Home Health & Hospice Week

Prospective Payment System:

GET READY FOR SUPPLIES REQUIREMENT TO HIT IN 2008

You'll have to report supplies by new deadline or face returned claims.

Home health agencies will have some breathing room on at least one new facet of the prospective payment system--nonroutine supplies (NRS) reporting.

The Centers for Medicare & Medicaid Services said in the final PPS rule that it would delay NRS reporting edits until April and institute a grace period before returning to provider (RTP'ing) claims.

Now the agency has set its start date for the informational NRS edits as April 7, according to Nov. 2 Transmittal No. 1371 (CR 5776). And then the Medi-care claims processing system will start RTP'ing claims for NRS problems Oct. 1, CMS reveals.

One thing at a time: HHAs will be relieved not to tackle NRS issues at the same time that all the other PPS changes are hitting in January, predicts Lynn Olson with HHA billing company Astrid Medical Services in Corpus Christi, TX. Staggered implementation of this major change will help agencies handle it.

CMS seems to want to help agencies figure out the new system, Olson praises. A delayed onset of NRS edits coupled with the informational grace period is "a learning scenario versus a hammer scenario," he tells Eli.

How the Edits Work

When PPS refinements take effect Jan. 1, part of the new system is a case mix assignment for NRS only. Based on 11 OASIS items, PPS will assign the episode to one of six supplies categories.

That NRS severity category will reflect in the new HIPPS code. The fifth digit of the new HIPPS code will represent the supplies level and whether the agency furnished supplies.

During the grace period: Between April 7 and Sept. 30, when the HIPPS code indicates the agency provided supplies but there is no NRS line item on the claim for those supplies, the system will pay the claim but include an informational edit.

The system will put remark codes M50 and N59 on the remittance advice (RA) for the claim, CMS explains in MLN Matters Article MM5676.

Avoid this pitfall: The remark codes could cause some confusion, because they are rather vague. M50 says "Missing/incomplete/invalid revenue code(s)" and N59 says "Alert: Please refer to your provider manual for additional program and provider information."

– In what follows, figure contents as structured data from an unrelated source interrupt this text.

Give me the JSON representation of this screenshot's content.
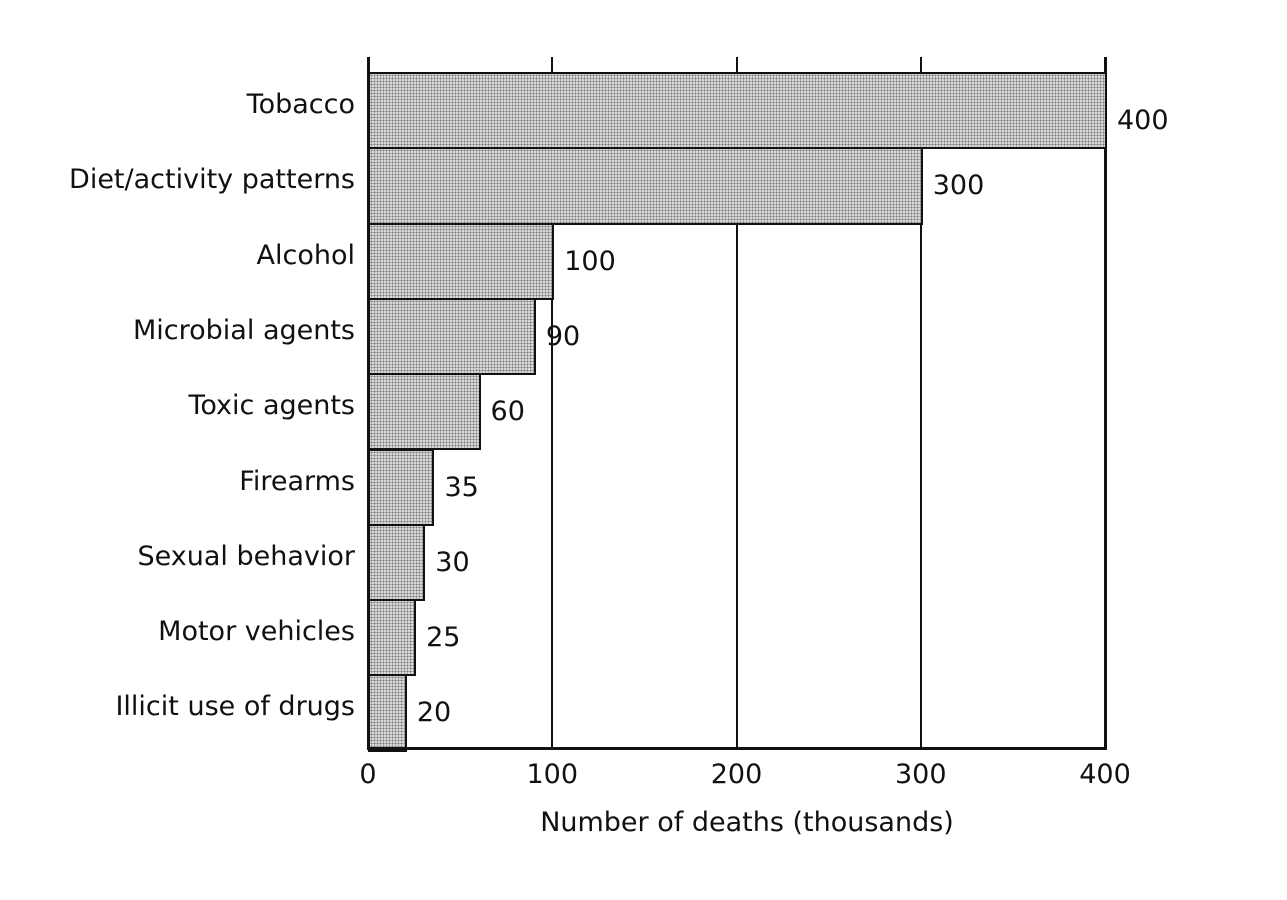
{
  "chart_data": {
    "type": "bar",
    "orientation": "horizontal",
    "title": "",
    "xlabel": "Number of deaths (thousands)",
    "ylabel": "",
    "xlim": [
      0,
      400
    ],
    "xticks": [
      "0",
      "100",
      "200",
      "300",
      "400"
    ],
    "grid": true,
    "legend": null,
    "categories": [
      "Tobacco",
      "Diet/activity patterns",
      "Alcohol",
      "Microbial agents",
      "Toxic agents",
      "Firearms",
      "Sexual behavior",
      "Motor vehicles",
      "Illicit use of drugs"
    ],
    "values": [
      400,
      300,
      100,
      90,
      60,
      35,
      30,
      25,
      20
    ],
    "value_labels": [
      "400",
      "300",
      "100",
      "90",
      "60",
      "35",
      "30",
      "25",
      "20"
    ],
    "bar_fill": "stippled gray",
    "colors": {
      "bar_fill": "#d8d8d8",
      "stipple": "#7a7a7a",
      "line": "#111111"
    }
  }
}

It's the combination of the two that will tip off agencies to the NRS problems. "The temporary use of the combination of these messages is intended to serve as an important alert to the HHA and to direct the attention of HHAs to the supply reporting requirements," CMS explains in the educational article.

After the deadline: After Oct. 1, when the HIPPS code indicates the agency furnished supplies but there is no NRS line item on the claim for the supplies furnished, the claims system will RTP the claim.

New message: After the deadline, intermediaries will include a message with the RTP'd claim that instructs agencies to review its records regarding supplies and correct the claim.

HHAs will have two options in correcting the problem, the message will read. They can add the appropriate supply revenue code to the claim and resubmit it. Or they can change the HIPPS code to indicate they didn't furnish supplies.

When the HIPPS code shows a provider didn't provide supplies, the claim isn't subject to the NRS edit, the transmittal explains.

Edit bypass: When there are no NRS line items on the claim, some software systems may automatically assign a HIPPS code that indicates the agency didn't furnish supplies to avoid the NRS edit, said M. Aaron Little with BKD in his recent Eli-sponsored teleconference about PPS billing changes.

But relying on that software mechanism when you really did furnish supplies could distort your internal record-keeping, critics charge. And it will deprive CMS of data it will use to set future NRS payment rates.

Start NRS Training

Even though you've got some time before the NRS edits hit, you should begin training staff on this aspect, CMS urges. "Make certain that your billing staffs are aware of these changes," the agency says in the article.

Many agencies already are tracking supplies internally, Olson notes. And some are reporting them already as well--Astrid encourages its clients to do so.

The NRS reporting requirement should spur even more agencies to track supplies accurately, Olson says. That in turn will help them arrive at more accurate internal calculations, such as costs per visit that are inclusive of indirect costs.

Olson expects most HHAs will have NRS re-porting down by the time the Oct. 1 deadline arrives. 
 
Note: The NRS transmittal is at
www.cms.hhs.gov/transmittals/downloads/R1371CP.pdf and the MLN article is at www.cms.hhs.gov/MLNMattersArticles/downloads/MM5776.pdf.